The UK has had some sort of currency in circulation for more than a thousand years. Matthew Dent designed the most recent iteration in 2005—the first update since 1971. To appreciate the full design, one must lay out coins of different denominations to see how they add up to a single heraldic shield.
In 1964, the Transport typeface by Jock Kinneir and Margaret Calvert had its debut at the Preston By-Pass, after testing fonts for readability in difficult conditions. When laying out traffic signs, the width of the capital letters used directed the size and positioning of all other components. Transport is in use today all over the UK, as well as on roads in a number of other countries.
Sir Clive Sinclair remains a key figure in British electronic tech design.

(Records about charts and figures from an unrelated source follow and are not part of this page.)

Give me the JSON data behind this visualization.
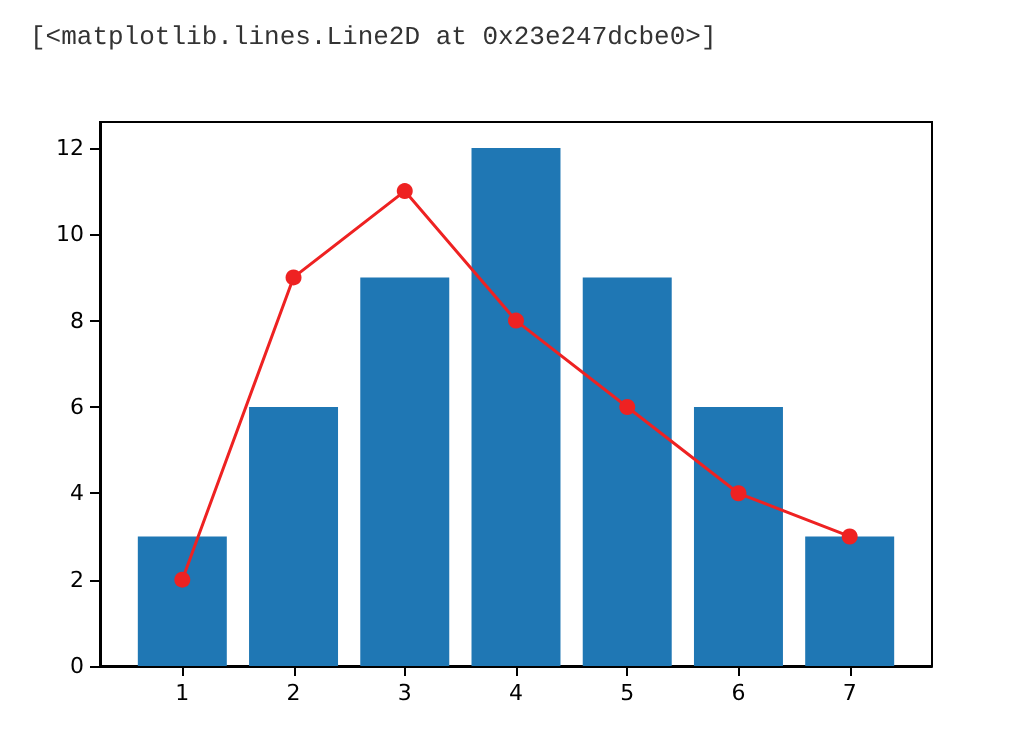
{
  "chart_data": {
    "type": "bar",
    "annotations": [
      "[<matplotlib.lines.Line2D at 0x23e247dcbe0>]"
    ],
    "x": [
      1,
      2,
      3,
      4,
      5,
      6,
      7
    ],
    "series": [
      {
        "color": "#1f77b4",
        "values": [
          3,
          6,
          9,
          12,
          9,
          6,
          3
        ]
      },
      {
        "type": "line",
        "color": "#ee2222",
        "values": [
          2,
          9,
          11,
          8,
          6,
          4,
          3
        ],
        "marker": "circle"
      }
    ],
    "xlim": [
      0.26,
      7.74
    ],
    "xticks": [
      1,
      2,
      3,
      4,
      5,
      6,
      7
    ],
    "ylim": [
      0,
      12.6
    ],
    "yticks": [
      0,
      2,
      4,
      6,
      8,
      10,
      12
    ],
    "grid": false
  }
}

His 1985 C5 electric vehicle may have been ahead of its time in design and concept, but was a commercial flop. It just received the dubious distinction of worst innovation of all time by technology buffs, according to The Telegraph. The manufacturing process for this tiny vehicle was the same as that for making car bumpers, joining two pieces of polypropylene together in 70 seconds.

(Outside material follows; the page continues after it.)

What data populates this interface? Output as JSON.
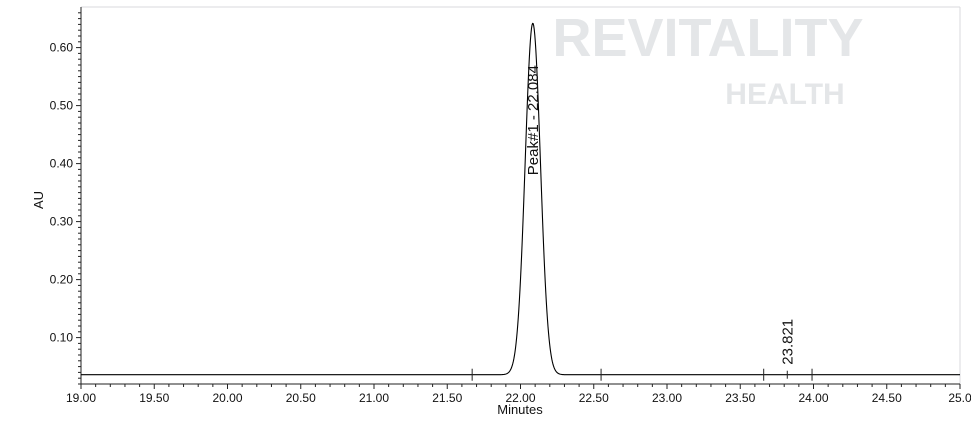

Early in Jasper Morrison's career, he built a table of beech wood, glass, and two bicycle racing bar handles to give the piece a "mass-produced quality" without benefit of a manufacturer. In 1983, the materials for one table cost about £20.00, and he sold them for five times that. "The somewhat eclectic shape of the table itself was fitting to the mood of the time and my own frame of mind, a kind of poetic, anti-establishment, business-like attitude," Morrison is reported as saying years later.